Harrison County Iowa Genealogy

HISTORY OF HARRISON COUNTY, IOWA, 1891
BIOGRAPHIES

Page 952
FRED BECKER

Fred BECKER, a farmer living in section 13, of Cincinnati Township, came to Harrison County in the autumn of 1877, and worked out by the month on a farm until the spring of 1882, when he moved on the farm he now lives upon, which he bought in the fall of 1881. It consisted of eighty acres that had twenty acres of breaking on. In the spring of 1882 he built a frame house 16x24 feet, with a kitchen 12x14 feet, and broke out forty acres more of his land. In the spring of 1883 he bought eighty acres more land, upon which forty acres were broken. He now (in 1891) has forty acres of tame pasture land and fourteen acres of wild meadow, while the balance is under the plow. In the spring of 1882 he erected a barn 16x24 feet, and is now making preparations the present year to build a barn 58x60 feet.

Our subject was born in Rock County, Wisconsin, January 31, 1852, and remained with his parents until he was sixteen years of age, and then went to the big woods lumber region of Michigan and remained there until the spring of 1873. We next find him working on a farm by the month in Fayette County, Iowa, where he remained until the spring of 1875, and then went to Sedgwick County, Kansas, and bought eighty acres of land and remained until the spring of 1877, when he came to Harrison County. Since that time he has sold his land in Kansas.

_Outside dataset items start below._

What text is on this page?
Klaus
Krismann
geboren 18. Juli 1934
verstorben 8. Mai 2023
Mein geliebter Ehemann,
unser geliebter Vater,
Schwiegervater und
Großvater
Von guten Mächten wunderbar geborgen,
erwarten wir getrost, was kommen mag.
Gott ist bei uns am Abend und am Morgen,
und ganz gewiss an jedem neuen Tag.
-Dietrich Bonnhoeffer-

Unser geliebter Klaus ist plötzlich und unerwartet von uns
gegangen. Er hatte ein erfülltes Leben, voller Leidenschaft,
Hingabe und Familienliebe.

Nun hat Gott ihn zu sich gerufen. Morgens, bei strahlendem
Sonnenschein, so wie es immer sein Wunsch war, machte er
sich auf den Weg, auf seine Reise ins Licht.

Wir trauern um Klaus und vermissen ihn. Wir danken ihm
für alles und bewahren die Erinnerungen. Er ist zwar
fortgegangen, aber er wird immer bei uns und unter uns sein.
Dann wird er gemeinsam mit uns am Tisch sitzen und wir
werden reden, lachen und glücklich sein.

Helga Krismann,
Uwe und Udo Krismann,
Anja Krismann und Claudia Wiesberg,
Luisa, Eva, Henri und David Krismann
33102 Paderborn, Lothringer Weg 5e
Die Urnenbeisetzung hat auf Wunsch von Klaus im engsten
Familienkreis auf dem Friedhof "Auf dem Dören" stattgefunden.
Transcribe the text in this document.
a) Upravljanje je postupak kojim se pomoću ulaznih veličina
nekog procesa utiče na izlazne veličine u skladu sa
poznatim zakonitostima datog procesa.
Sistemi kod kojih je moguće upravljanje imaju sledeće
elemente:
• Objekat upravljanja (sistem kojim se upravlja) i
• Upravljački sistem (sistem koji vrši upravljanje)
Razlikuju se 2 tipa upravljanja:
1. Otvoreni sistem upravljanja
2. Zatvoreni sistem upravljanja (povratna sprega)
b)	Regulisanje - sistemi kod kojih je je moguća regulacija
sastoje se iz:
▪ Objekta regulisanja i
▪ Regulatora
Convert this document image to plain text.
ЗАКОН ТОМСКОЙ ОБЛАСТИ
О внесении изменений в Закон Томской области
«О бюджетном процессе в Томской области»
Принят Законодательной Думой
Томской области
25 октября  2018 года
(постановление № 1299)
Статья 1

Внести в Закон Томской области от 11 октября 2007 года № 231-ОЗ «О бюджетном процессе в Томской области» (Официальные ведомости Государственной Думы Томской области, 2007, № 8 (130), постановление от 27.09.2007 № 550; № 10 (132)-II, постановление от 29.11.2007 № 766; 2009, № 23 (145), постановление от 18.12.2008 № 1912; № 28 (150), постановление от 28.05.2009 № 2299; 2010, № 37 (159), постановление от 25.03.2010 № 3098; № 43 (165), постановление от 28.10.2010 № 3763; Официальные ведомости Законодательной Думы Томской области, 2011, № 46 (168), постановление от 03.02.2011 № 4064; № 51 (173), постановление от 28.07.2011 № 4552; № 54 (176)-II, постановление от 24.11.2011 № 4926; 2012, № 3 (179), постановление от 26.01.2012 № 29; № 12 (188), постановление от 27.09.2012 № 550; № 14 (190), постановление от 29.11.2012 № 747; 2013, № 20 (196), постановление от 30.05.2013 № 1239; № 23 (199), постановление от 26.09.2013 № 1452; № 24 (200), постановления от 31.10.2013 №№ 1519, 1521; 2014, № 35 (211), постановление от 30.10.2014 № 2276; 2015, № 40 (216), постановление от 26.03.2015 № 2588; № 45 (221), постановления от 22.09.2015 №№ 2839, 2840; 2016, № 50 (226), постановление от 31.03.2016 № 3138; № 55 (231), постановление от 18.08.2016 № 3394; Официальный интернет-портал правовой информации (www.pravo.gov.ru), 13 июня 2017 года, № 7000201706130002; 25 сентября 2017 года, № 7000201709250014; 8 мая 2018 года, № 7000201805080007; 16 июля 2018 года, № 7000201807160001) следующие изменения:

Our subject was united in marriage in Harrison County, Iowa, February 26, 1879, to Miss Margaret J. Richardson, and they are the parents of three children -- George R., born April 8, 1880; Ora B., Mach 12, 1882; and Robert W., October 20, 1884.

Margaret J. (Richardson) Becker, was born in Middlesex County, Canada, July 19, 1856, and in the spring of 1857 came with her parents to Harrison County, Iowa, and remained with them until she was married. Both our subject and his wife received their education at the district schools. Politically, Mr. Becker is a Republican.

The father of our subject, who is George W. Becker, was born in the State of New York in 1821, and remained there until after his marriage, and then moved to Rock County, Wisconsin. He was a ship-carpenter for about ten years prior to his death. He was also in the grain business at Footville, and died there in the sping of 1865. His wife, Lucretia (Johnson) Becker, was born in New York, near Syracuse, in 1831, and remained there until her marriage. They are the parents of eight children -- two daughters and six sons, our subject being the fifth child. There are four living at this time, two brothers in Bremer County, Iowa; a sister, now Mrs. Charles Viney, living in Harrison County. After the death of our subject's father, the mother married again in Rock County, to Abraham Peak, who was a farmer, and they came to Fayette County, Iowa, in the spring of 1874. By this marriage union one child was born -- Sarah M., now deceased. The father and mother of our subject were members of the Methodist Episcopal Church.

Mr. Peak had in his employ, during haying, a young German, by the name of Schmidt, who was in the habit of getting drunk. Schmidt went to town one day and came back the next, under the influence of liquor. Mr. Peak was away from home, and Schmidt wanted Mrs. Peak to pay him off; but she wanted him to go over and see her husband. But he would not, and he went away angry, and stopped with a man named Smith who was living with Mr. Leonard, a neighbor of the Peak's. They had trouble some nights after Schmidt left Mr. Peak's, and it happened that Mr. Leonard was at Mr. Peak's place over night, and the man Smith told Schmidt that he would give him $500 if he would go over and kill Mr. Leonard. And, according to Schmidt's confession, they both went over to Peak's. Schmidt crawled in at the window, went to the bed of Mr. Leonard, and shot him through the body, but the ball glanced around a rib, so he was not killed. Mr. Peak rushed out to where Leonard was, and Schmidt left the room. Schmidt then went and got a bundle of hay and set fire to it in the next room, calculating to burn the house. Mrs. Peak then saw him and recognized that it was Schmidt, and she tried to get out of a window and go arouse the neighbors, but as she stuck her head out the window, she was shot, the ball entering her head just below the eye. As soon as this had occurred, Mr. Peak went out of the house after the murderer, and was killed outside, and beat over the head with a club until his brains were knocked out. The young German was arrested the next day at church, and was hung in Fayette County, after having made a full confession upon the trial, which implicated Smith, against whom no positive proof could be found, so he was not convicted. Our subject's mother died as above related, on September 20, 1886 -- two weeks and one day after she was shot. A half sister of our subject -- Sarah M. -- was away from home during the evening of this tragedy. Subsequently she went to California, and at Santa Anna married a Mr. Sharp, and about eighteen months later she died, having a boy baby by the name of Archie.